25 Mayıs 2013 Cumartesi

SÜNNETÇİ…


Bir adam yolda yürürken, bir dükkanın vitrininde çok güzel, orijinal bir çalar saat görür. Bütün vitrinde sadece o saat vardır. İçeri girer ve dükkan sahibine “Vitrindeki saati gördüm, ben de böyle bir saat almak istiyordum, fiyatı nedir acaba?” diye sorar. Dükkan sahibi gayet sakin bir şekilde, “O saat satılık deği, zaten burası da saatçi değil, ben sünnetçiyim.” der. “Peki o zaman vitrine neden bir saat koydunuz?” diye sorar birinci adam. Dükkancı aynı soruyu defalarca yanıtlamış olduğunun anlaşıldığı bıkkın bir sesle, “Ya ne koysaydım?” der.

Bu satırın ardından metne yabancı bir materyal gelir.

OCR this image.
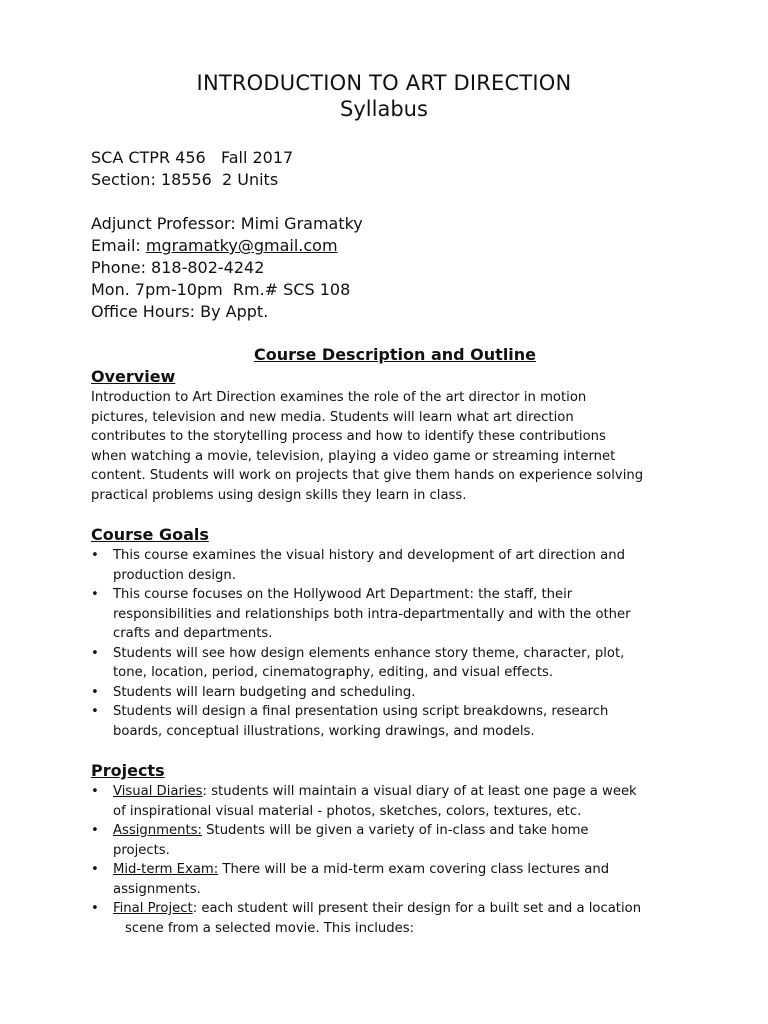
INTRODUCTION TO ART DIRECTION
Syllabus
SCA CTPR 456   Fall 2017
Section: 18556  2 Units
Adjunct Professor: Mimi Gramatky
Email: mgramatky@gmail.com
Phone: 818-802-4242
Mon. 7pm-10pm  Rm.# SCS 108
Office Hours: By Appt.
Course Description and Outline
Overview
Introduction to Art Direction examines the role of the art director in motion
pictures, television and new media. Students will learn what art direction
contributes to the storytelling process and how to identify these contributions
when watching a movie, television, playing a video game or streaming internet
content. Students will work on projects that give them hands on experience solving
practical problems using design skills they learn in class.
Course Goals
• This course examines the visual history and development of art direction and
production design.
• This course focuses on the Hollywood Art Department: the staff, their
responsibilities and relationships both intra-departmentally and with the other
crafts and departments.
• Students will see how design elements enhance story theme, character, plot,
tone, location, period, cinematography, editing, and visual effects.
• Students will learn budgeting and scheduling.
• Students will design a final presentation using script breakdowns, research
boards, conceptual illustrations, working drawings, and models.
Projects
• Visual Diaries: students will maintain a visual diary of at least one page a week
of inspirational visual material - photos, sketches, colors, textures, etc.
• Assignments: Students will be given a variety of in-class and take home
projects.
• Mid-term Exam: There will be a mid-term exam covering class lectures and
assignments.
• Final Project: each student will present their design for a built set and a location
scene from a selected movie. This includes:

Bazen, sizlerle buluşacağımız haftalık yazıları yazmak üzere bilgisayarımın karşısına oturduğumda kendimi o dükkancı gibi hissettiğim oluyor. Sizlere elimden geldiği, aklım yettiği, belleğimin izin verdiği ölçüde eski dönemlerden söz ediyorum. Eski Ayvalık’tan, eski Türkiye’den, insanlarımızdan, yaşananlardan, anılardan… Çünkü toplumsal yaşamımızın hiç bir döneminde olmadığı kadar unutkan olduk. Bırakın yakın ya da uzak geçmişimizi, ‘dün’lerle ifade edilebilecek olayları bile unutmayı, insanları silmeyi tercih eden ya da buna yönlendirilen bir toplum haline geldik. Adeta ülke olarak büyük bir akvaryumda yaşıyoruz ve hepimiz akvaryumun içinde bir o yana bir bu yana, amaçsız, hedefsiz yüzüp duruyoruz. Yaşamsal işlevlerimizi yerine getiriyoruz tabii ki bu başıbozukluk içinde. Aynen balıklar gibi biz de verilen yemleri yiyoruz, uyuyoruz, kavga ediyoruz, ürüyoruz ve aynı balıklar gibi bir buçuk saniye önce akvaryumun içinde olmuş olanları unutuyoruz.

Bir; projeler, uygulamalar, demeçler, planlar, değişimler bombardımanına maruz kalmış durumdayız. Akşam yatıyoruz, sabah kalkıyoruz, büyüklerimizin, ince ince, tamamen bizim dışımızda ve bize rağmen planladıkları bazı değişimlere yol açacak yeni bir projesinin daha uygulamaya konulduğunu görüyoruz. Ve bu konuda karşılıklı ‘olurdu-olmazdı’ demeçleri süreci başlıyor. Taa ki yine bir sabah uyandığımızda o güne kadar her nedense hiç bir aklı-evvelin düşünememiş olduğu yeni bir proje için aynı süreci yaşamaya mahkum edilene kadar. Her gün  ama her gün; hukuk, spor. sanat, sağlık, eğitim, ulaşım, askeriye, diplomasi, uluslararası ilişkiler, polisiye, maliye, medya, yönetim, ulusal kimlik… kısacası hayatın hemen her alanında toplumumuzu bir araya getiren ve bir arada tutan temel değerlerin kimlik ve saf değiştirdiğine, eksenin kaydığına, mayanın bozulduğuna tanık oluyoruz. Kimsenin bize bir şey sorduğu yok. Tam aksine bize ne yapmamız gerektiğini söyleniyor.

Bazen en (ya da tek) yetkili ağız tarafından, bazen kendisinin lütfedip görev verdiği ama bu görevi verirken de neyi nasıl söylemeleri gerektiğini belirlediği ve belli ki bizlerden yani toplumun kendileri dışında geriye kalan bütününden daha akıllı olduklarına hükmedilen ağızlar tarafından. Ve biz… söylenenleri yapıyoruz.
Ben kulunuz da her hafta sizlere ulaşacak yazıyı yazmak üzere bilgisayarımın karşısına oturduğumda; ülkede bütün bunlar yaşanırken ve daha kimbilir neler yaşanacak olurken kendimi Ayvalık’ın efsane sünnetçisi Adem bey gibi hissediyorum ve vitrine eski anıları, eski insanları koyuyorum.

Çünkü… Hakim; görülen dava sonrası karşısında duran tutukluya “Görevi başındaki devlet memuruna hakaret etmekten dolayı seni 6 ay hapse mahkum ediyorum, söyleyecek bir şeyin var mı?” diye sormuş. Tutuklu; “’Var, hem de nasıl var ama görüyorum ki pahalıya mal oluyor.” demiş.

Haftaya yine; ‘eski günler’de buluşmak üzere.